When we eat fried foods, we are invariably inviting disaster. Even before eating such foods, the heat of cooking has converted some of the fats or oils to acroleic acid (or it has become acrolein) which is deadly poisonous and carcinogenic in humans. Fats in animal foods are always bad for us. Oils in vegetable and fruit foods should be eaten rarely, say not more than once every two or three days. We handle nuts, seeds and avocadoes fairly well, but our need for them is small. Further, great caution must be employed in eating such foods. Always eat them with vegetables, never with foods that contain a carbohydrate complement. Tomatoes, cucumbers, celery, cabbage family members and green leafy foods such as lettuce combine best with these oil-bearing foods.
It is noteworthy that legumes are heavy in oil but, once beans and pulses are sprouted, their fat content is converted into easily digestible vegetable matter.
There is no truth to the widely circulated belief that oils are good for dry skin. In digesting oils and fats, the body converts them to sugars anyway. Then it reconstitutes them to its specific needs in the body's own chemical factories. Thus dry skin is the result of impaired function of the sebaceous glands, not a lack of oil in the diet.
Oily foods should not be used as fuel foods. Carbohydrate foods serve us amply in this regard. Loading up on oily foods will not enhance the performance of athletes or manual workers. Their need for the oils and proteins of concentrated foods such as nuts, seeds and legumes are no greater than for sedentary people. It is well to repeat again that carbohydrate foods supply this best, and fruits are our most wholesome and efficient sources of carbohydrates.

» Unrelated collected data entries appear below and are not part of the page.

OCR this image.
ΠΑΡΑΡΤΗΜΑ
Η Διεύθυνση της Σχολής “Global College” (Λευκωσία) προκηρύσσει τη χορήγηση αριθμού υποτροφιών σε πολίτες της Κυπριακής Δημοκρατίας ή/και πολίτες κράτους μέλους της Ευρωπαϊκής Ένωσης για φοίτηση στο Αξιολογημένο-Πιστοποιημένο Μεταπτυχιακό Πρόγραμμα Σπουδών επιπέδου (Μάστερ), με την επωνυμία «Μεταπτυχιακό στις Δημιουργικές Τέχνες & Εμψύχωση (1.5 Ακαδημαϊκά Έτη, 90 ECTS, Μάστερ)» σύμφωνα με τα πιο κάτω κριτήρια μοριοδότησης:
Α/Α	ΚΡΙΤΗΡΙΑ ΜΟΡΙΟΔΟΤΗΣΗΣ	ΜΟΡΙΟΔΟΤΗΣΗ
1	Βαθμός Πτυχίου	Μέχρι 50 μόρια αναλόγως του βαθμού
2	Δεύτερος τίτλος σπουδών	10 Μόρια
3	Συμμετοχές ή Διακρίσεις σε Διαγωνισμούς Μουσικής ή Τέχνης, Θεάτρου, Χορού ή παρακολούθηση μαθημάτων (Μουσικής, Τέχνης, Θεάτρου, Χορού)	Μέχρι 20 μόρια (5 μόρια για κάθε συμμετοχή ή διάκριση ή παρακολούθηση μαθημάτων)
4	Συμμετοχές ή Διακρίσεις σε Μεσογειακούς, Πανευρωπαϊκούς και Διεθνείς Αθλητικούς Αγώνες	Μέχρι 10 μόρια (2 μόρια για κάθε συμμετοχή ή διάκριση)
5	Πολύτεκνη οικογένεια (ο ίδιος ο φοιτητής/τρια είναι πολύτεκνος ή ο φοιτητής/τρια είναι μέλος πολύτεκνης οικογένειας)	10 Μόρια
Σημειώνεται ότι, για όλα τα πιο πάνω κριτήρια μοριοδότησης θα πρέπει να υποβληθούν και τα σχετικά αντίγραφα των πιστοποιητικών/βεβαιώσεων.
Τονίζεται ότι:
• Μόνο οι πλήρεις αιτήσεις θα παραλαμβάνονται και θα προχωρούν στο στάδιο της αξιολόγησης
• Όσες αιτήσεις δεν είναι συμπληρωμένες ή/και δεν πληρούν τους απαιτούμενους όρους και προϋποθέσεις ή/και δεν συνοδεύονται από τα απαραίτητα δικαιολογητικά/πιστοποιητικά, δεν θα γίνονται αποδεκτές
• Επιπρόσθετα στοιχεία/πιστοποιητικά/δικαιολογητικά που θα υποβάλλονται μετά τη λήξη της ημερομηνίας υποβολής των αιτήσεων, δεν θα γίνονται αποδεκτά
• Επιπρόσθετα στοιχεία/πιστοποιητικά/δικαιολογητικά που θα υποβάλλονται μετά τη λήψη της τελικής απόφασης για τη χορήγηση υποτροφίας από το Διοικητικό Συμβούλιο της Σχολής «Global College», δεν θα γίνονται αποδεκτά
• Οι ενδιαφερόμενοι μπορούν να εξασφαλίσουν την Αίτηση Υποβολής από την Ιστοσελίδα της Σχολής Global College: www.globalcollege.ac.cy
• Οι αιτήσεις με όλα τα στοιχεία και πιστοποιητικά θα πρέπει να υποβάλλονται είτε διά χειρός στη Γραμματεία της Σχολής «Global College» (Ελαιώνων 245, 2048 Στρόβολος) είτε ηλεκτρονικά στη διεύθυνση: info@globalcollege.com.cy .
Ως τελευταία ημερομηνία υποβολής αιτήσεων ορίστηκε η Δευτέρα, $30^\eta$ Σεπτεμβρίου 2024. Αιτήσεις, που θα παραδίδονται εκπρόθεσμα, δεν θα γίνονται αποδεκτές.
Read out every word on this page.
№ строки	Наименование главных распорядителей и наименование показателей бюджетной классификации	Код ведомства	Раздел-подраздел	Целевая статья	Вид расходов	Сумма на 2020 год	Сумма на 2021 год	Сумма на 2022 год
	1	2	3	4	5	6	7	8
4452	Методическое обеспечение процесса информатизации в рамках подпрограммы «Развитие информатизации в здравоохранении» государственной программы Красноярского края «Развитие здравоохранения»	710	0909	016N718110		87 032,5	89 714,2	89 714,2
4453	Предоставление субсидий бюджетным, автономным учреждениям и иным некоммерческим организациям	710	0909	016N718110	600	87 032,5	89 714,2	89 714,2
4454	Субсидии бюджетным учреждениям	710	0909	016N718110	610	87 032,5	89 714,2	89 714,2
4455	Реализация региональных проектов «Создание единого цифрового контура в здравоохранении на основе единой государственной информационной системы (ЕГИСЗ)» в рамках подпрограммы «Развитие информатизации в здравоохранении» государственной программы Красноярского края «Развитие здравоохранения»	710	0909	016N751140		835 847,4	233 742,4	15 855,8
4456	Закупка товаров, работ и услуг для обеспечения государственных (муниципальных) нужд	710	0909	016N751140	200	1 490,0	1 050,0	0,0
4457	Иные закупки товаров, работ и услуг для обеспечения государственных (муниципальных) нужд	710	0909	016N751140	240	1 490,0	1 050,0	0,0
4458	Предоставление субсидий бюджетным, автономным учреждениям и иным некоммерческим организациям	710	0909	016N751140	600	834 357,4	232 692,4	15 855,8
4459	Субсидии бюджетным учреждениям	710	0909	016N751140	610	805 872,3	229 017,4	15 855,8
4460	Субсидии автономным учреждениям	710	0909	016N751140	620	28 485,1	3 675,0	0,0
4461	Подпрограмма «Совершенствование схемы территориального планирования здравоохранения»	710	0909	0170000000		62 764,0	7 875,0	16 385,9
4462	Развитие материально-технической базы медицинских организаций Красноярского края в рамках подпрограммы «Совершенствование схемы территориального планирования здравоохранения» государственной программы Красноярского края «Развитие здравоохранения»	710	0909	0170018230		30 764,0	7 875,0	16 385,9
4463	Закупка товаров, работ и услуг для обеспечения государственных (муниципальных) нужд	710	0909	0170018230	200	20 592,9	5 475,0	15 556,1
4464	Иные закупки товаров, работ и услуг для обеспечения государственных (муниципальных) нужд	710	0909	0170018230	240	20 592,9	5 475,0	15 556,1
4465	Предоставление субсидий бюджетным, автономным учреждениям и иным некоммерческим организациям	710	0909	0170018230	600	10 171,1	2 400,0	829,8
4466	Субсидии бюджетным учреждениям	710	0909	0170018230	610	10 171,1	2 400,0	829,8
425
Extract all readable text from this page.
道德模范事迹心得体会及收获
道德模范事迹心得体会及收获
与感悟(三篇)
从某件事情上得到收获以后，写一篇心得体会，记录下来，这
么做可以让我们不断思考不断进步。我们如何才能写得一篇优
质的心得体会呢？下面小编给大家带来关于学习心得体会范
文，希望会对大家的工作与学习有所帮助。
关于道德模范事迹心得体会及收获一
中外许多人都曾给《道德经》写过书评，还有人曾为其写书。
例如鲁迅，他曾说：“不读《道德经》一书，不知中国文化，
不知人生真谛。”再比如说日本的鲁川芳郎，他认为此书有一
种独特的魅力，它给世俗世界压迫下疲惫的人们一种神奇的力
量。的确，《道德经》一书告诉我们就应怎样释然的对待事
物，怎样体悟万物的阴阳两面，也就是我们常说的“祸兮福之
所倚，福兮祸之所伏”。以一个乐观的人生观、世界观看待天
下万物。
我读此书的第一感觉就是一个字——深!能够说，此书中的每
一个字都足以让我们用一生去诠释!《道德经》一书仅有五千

Only one meal in any given day should contain a heavy oil-bearing food. And only one concentrated oil-bearing food should be eaten at a meal. Thus, if you eat an avocado with a salad, your oil license for the day has run out. If you eat two to four ounces of nuts or seeds with a salad, your oil license has expired, not only for the meal, but for the day.
Studies have shown that peanut oil is more "atherogenic" than even cream from cow's milk in inducing arteriosclerosis in monkeys. It has been suggested that free oils actually promote the deposition of cholesterol and other lipids in the arterial walls.
Proceed with caution with oils. Never eat them outside of their natural context and then eat them in restriction as above noted.
some people here i think only eat fruit, and say that that is awesome for them.
for me, if i don't eat greens for a while i don't feel as good.
i think i read somewhere that when you crave greens it means that you need more minerals then people who don't. people crave greens more if they have a history of drug use or calorie restriction, or are not 811 for very long, or something else that would deplete your body of minerals.
now i don't know for sure, but i am pretty sure i read what i just said above somewhere on this forum once. i'm not sure though, so take that for what you will.
i crave greens almost every day. i feel much better with them in my diet.